5) Liderlik: En büyük hata hızlı tepki vermek
Bende en çok kalan ders: Liderlik hatalarının çoğu çok hızlı tepki vermekten geliyor. Disiplin; duraklamak, zaman ufkunu genişletmek ve bugün acil görünen şeye değil, yakında önemli olacak şeye göre hareket etmek.
Sahaya çevir : Ne oldu? Şu an hangi karar gerçekten gerekli? 4 hafta sonraki etkisi ne? Hangi tonda konuşursam ilişkiyi korurum?
Mini özet: Krizde hız değil, doğru anda durabilmek liderliktir.
6) Radikal Dürüstlük: Mesafe yoksa dürüstlük saldırıya dönebilir
Kim Scott’ın “Radikal Dürüstlük” yaklaşımı şunu hatırlatıyor: Mesafe olmadan dürüstlük saldırıya, empati kaçınmaya dönüşebilir. Bu, konuşmadan önce duygusal aciliyetten uzaklaşma becerisi.
Sahaya çevir (şablon): “Gördüğüm olgu şu… Etkisi şu… Seçeneklerimiz şu… Önerim şu çünkü… Senden beklentim/kararın şu…”
Mini özet: Netlik + sakinlik birlikte olunca güven bozulmuyor.
7) Dönüşüm artık uzakta değil anın içinde gerçekleşiyor (Phoenix/Arizona Waymo Deneyimim)

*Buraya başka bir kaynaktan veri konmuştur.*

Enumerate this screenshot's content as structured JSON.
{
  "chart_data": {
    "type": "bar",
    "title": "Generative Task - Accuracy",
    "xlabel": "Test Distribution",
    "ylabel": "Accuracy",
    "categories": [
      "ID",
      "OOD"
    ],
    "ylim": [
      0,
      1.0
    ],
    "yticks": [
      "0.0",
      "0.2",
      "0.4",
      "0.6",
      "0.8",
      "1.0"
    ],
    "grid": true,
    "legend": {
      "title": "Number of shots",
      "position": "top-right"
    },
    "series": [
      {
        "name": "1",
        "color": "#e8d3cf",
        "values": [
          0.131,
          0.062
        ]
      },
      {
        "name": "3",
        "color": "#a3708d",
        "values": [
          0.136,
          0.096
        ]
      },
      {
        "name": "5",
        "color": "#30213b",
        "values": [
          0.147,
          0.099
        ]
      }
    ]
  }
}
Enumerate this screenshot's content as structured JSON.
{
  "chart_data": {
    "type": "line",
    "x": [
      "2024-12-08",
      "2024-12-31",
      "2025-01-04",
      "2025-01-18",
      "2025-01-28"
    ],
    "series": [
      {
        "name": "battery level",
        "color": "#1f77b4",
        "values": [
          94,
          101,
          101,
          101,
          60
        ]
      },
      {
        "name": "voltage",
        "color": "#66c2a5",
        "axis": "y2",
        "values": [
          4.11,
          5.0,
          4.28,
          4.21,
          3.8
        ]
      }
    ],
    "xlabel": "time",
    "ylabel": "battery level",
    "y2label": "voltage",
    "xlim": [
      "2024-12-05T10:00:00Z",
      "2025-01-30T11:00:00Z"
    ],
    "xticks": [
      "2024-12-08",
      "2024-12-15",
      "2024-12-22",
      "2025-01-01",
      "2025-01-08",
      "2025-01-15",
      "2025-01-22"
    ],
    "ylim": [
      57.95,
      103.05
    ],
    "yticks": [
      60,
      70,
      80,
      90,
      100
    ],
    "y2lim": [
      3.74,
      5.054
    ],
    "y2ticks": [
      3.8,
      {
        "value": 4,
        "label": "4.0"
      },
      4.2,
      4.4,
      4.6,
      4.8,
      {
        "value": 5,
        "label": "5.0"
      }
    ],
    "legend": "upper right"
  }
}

Phoenix/Arizona’nın şehir yapılanması ve “teknoloji şehri” hissi beni zaten etkilemişti. Ama benim için günün en keyifli sürprizi Waymo “Jaguar” ile sürücüsüz araç deneyimi oldu. Açıkçası beklediğimden çok daha rahat ve güvenli hissettirdi.
Bu deneyim bana şunu düşündürdü: Bu teknoloji artık “ilginç bir demo” değil; kaçınılmaz bir dönüşümün günlük hayata inmiş hali. Bizim dünyamızda da aynı şey oluyor: AI, otomasyon, veri… Hepsi projelerde “isteğe bağlı” olmaktan çıkıp standart hale geliyor.
Mini özet: Waymo deneyimi bana, dönüşümün artık uzakta değil; günlük hayatın içinde ve kaçınılmaz olduğunu hatırlattı.